Never cut humans out of the loop, they should be firmly in the loop.
Opportunities abound for us and other educators in this space to continually enhance how education is delivered, regardless of your age."
AI, education, and reskilling challenges
Dr. Chris Trace explores the various challenges and opportunities presented by AI in education:
"There are challenges with any tool; it's a double-edged sword, there will be challenges, there will be opportunities.
Whenever there are changes in the way that we as a species operate, there are going to be challenges, and there are going to be opportunities.
I'm a big fan of metaphors as an educational hook to get people to think about and translate messages from one brain to the other.
The deployment of the loom that put lots of people out of work... mass moving of employment from one area to another, things changed, and it was okay, and new jobs were created as a result.
When the electronic calculator came along, people tried to ban it. But then they realised, actually, how about we give students electronic calculators and make the questions much harder.
In the real world, they would have a calculator. We need to change our expectations and make assessments harder.
Universities that are trying to ignore this and pretend it hasn’t happened are doing their students a disservice; they will be left behind if they are not using these tools.

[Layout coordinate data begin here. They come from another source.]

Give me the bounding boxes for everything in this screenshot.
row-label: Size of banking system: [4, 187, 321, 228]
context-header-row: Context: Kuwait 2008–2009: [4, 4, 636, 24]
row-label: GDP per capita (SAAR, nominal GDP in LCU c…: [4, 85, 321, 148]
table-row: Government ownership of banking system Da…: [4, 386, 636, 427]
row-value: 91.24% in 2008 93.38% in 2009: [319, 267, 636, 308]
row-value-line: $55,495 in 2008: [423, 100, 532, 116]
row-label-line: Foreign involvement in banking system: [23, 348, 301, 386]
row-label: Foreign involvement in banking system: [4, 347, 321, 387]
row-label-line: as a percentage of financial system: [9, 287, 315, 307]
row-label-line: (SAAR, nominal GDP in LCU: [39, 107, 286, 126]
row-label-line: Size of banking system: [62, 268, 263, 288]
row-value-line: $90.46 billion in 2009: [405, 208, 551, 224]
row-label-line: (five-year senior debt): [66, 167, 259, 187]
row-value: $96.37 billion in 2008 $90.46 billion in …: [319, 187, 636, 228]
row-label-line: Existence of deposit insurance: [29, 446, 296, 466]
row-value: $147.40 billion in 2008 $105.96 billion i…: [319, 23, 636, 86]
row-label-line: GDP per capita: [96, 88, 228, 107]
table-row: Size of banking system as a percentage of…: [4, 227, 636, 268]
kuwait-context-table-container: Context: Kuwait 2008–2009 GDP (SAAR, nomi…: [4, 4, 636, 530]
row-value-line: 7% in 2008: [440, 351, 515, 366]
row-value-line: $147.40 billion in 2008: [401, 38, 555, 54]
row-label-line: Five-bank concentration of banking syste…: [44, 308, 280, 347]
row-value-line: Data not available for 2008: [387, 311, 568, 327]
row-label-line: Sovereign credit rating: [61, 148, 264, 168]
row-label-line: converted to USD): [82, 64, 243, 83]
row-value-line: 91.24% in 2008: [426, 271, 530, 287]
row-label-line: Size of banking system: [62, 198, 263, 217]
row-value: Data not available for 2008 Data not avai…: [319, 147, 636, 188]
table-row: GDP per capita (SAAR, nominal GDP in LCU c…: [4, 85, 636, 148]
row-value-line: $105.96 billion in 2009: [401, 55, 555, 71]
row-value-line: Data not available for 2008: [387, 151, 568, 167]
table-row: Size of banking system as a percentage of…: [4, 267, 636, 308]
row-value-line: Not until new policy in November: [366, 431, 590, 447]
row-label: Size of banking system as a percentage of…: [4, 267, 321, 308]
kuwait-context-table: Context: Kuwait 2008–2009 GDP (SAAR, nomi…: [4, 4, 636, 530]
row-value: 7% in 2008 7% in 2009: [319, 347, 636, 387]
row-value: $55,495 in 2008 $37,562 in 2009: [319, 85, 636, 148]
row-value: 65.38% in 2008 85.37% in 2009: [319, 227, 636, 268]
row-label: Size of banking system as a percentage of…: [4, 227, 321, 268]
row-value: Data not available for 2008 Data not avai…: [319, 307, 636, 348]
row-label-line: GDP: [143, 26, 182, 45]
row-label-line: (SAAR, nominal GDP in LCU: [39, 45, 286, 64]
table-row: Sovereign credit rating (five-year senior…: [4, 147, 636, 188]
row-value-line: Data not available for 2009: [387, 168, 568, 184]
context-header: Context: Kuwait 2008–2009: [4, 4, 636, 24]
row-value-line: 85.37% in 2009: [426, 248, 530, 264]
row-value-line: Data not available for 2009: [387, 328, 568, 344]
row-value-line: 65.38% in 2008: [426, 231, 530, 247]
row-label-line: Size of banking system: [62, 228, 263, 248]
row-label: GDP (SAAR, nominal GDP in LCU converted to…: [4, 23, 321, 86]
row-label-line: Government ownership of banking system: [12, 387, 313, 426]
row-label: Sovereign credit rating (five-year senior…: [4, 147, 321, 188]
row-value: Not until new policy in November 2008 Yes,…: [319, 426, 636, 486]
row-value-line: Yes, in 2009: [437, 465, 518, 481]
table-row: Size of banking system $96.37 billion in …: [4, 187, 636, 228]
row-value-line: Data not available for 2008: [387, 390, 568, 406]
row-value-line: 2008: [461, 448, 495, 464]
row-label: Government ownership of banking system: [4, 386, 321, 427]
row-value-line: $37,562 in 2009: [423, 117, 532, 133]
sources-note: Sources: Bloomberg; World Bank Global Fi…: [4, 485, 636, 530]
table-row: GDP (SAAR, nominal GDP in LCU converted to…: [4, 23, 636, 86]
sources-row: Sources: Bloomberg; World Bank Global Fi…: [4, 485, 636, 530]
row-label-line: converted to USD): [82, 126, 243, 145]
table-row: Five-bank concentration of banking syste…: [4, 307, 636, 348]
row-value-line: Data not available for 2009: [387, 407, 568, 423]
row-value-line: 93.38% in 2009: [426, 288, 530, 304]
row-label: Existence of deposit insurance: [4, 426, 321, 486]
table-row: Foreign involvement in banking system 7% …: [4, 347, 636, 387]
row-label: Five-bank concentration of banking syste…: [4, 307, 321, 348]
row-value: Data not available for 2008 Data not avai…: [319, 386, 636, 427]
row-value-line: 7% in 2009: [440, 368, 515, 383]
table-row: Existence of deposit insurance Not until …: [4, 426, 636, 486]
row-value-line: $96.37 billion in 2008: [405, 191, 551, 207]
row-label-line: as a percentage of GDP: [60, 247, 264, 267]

You won't necessarily lose your job to AI, but you may well lose your job to somebody who’s using AI, be that person who's using these tools.
Whatever you’ve seen with AI right now, this is the least capable it will ever be. It’s only going to get better; don’t base a policy on what it can’t do now.
We need to be preparing people for the future of work, where it's uncertain but it's likely that they'll need to retain their critical thinking, and integrate technologies like this into what they do."